Morse appreciated a clever puzzle, and the series can’t resist clues either. In the sublime original series theme by composer Barrington Pheloung, for example, urgent and plaintive opening notes sound out the Morse code for M.O.R.S.E. and recur as a deeply melancholy motif in Endeavour. Overall, any self-referential Easter eggs tend to involve more subtle musical continuity, like the Fauré Requiem in D Minor used in both the Endeavour pilot and the Inspector Morse series finale. This being a period series, the Beethoven sonatas and Grieg concertos are mixed with hits of the day (like from Manfred Mann) and the cases occasionally intersect with the zeitgeist, be it hippies or the Apollo 11 mission.

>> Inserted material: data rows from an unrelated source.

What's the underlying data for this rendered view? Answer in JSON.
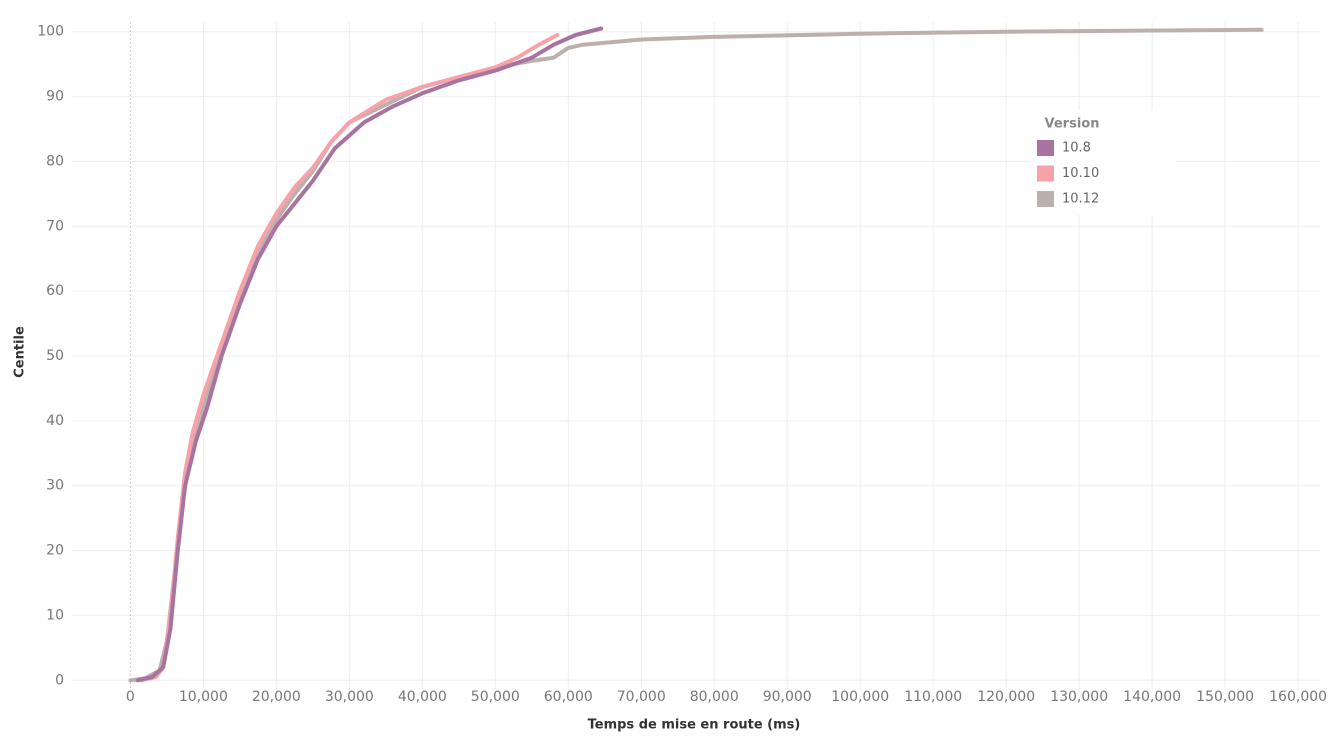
{
  "chart_data": {
    "type": "line",
    "x_label": "Temps de mise en route (ms)",
    "y_label": "Centile",
    "legend_title": "Version",
    "legend_position": "upper right",
    "grid": true,
    "xlim": [
      -8000,
      163000
    ],
    "ylim": [
      -1.5,
      101.5
    ],
    "xticks": [
      0,
      {
        "value": 10000,
        "label": "10,000"
      },
      {
        "value": 20000,
        "label": "20,000"
      },
      {
        "value": 30000,
        "label": "30,000"
      },
      {
        "value": 40000,
        "label": "40,000"
      },
      {
        "value": 50000,
        "label": "50,000"
      },
      {
        "value": 60000,
        "label": "60,000"
      },
      {
        "value": 70000,
        "label": "70,000"
      },
      {
        "value": 80000,
        "label": "80,000"
      },
      {
        "value": 90000,
        "label": "90,000"
      },
      {
        "value": 100000,
        "label": "100,000"
      },
      {
        "value": 110000,
        "label": "110,000"
      },
      {
        "value": 120000,
        "label": "120,000"
      },
      {
        "value": 130000,
        "label": "130,000"
      },
      {
        "value": 140000,
        "label": "140,000"
      },
      {
        "value": 150000,
        "label": "150,000"
      },
      {
        "value": 160000,
        "label": "160,000"
      }
    ],
    "yticks": [
      0,
      10,
      20,
      30,
      40,
      50,
      60,
      70,
      80,
      90,
      100
    ],
    "series": [
      {
        "name": "10.8",
        "color": "#a6749f",
        "x": [
          1000,
          3000,
          4500,
          5500,
          6500,
          7500,
          9000,
          10500,
          12500,
          15000,
          17500,
          20000,
          25000,
          28000,
          32000,
          36000,
          40000,
          45000,
          50000,
          55000,
          58000,
          61000,
          64500
        ],
        "values": [
          0,
          0.5,
          2,
          8,
          20,
          30,
          37,
          42,
          50,
          58,
          65,
          70,
          77,
          82,
          86,
          88.5,
          90.5,
          92.5,
          94,
          96,
          98,
          99.5,
          100.5
        ]
      },
      {
        "name": "10.10",
        "color": "#f7a1a8",
        "x": [
          1500,
          3500,
          4500,
          5500,
          6500,
          7500,
          8500,
          10000,
          12500,
          15000,
          17500,
          20000,
          22500,
          25000,
          27500,
          30000,
          35000,
          40000,
          45000,
          50000,
          53000,
          56000,
          58500
        ],
        "values": [
          0,
          0.5,
          2,
          10,
          22,
          32,
          38,
          44,
          52,
          60,
          67,
          72,
          76,
          79,
          83,
          86,
          89.5,
          91.5,
          93,
          94.5,
          96,
          98,
          99.5
        ]
      },
      {
        "name": "10.12",
        "color": "#bcb0ad",
        "x": [
          0,
          2000,
          4000,
          5000,
          6000,
          7000,
          8000,
          10000,
          12500,
          15000,
          17500,
          20000,
          22500,
          25000,
          27500,
          30000,
          40000,
          50000,
          55000,
          58000,
          60000,
          62000,
          70000,
          80000,
          100000,
          120000,
          155000
        ],
        "values": [
          0,
          0.3,
          1.5,
          6,
          16,
          26,
          34,
          42,
          51,
          59,
          66,
          71,
          75,
          78.5,
          83,
          86,
          91.5,
          94.5,
          95.5,
          96,
          97.5,
          98,
          98.8,
          99.2,
          99.7,
          100,
          100.3
        ]
      }
    ]
  }
}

Among the returning cast is actress Abigail Thaw, daughter of the late John Thaw, who plays newspaper journalist Dorothea Frazil. True to the series DNA even her surname is a cryptic clue: Frazil is a slushy type of soft ice—as in, it’s a bit thawed. And the Endeavour episode where she and the young detective meet for the first time offers a memorable, bittersweet exchange:

“What did you say your name was?”

“Morse. Why?

“Have we met?”

“I don’t think so.”

“Another life, then.”

Like Alfred Hitchcock, creator Colin Dexter had a fleeting cameo in almost every Morse and Lewis episode and even after his death in 2017 that continues, after a fashion. In one Endeavour, for example, a retirement party flyer for “Insp. C. Dexter” can be glimpsed on a station noticeboard.

Endeavour season six airs Sundays on PBS Masterpiece through July 7, 2019.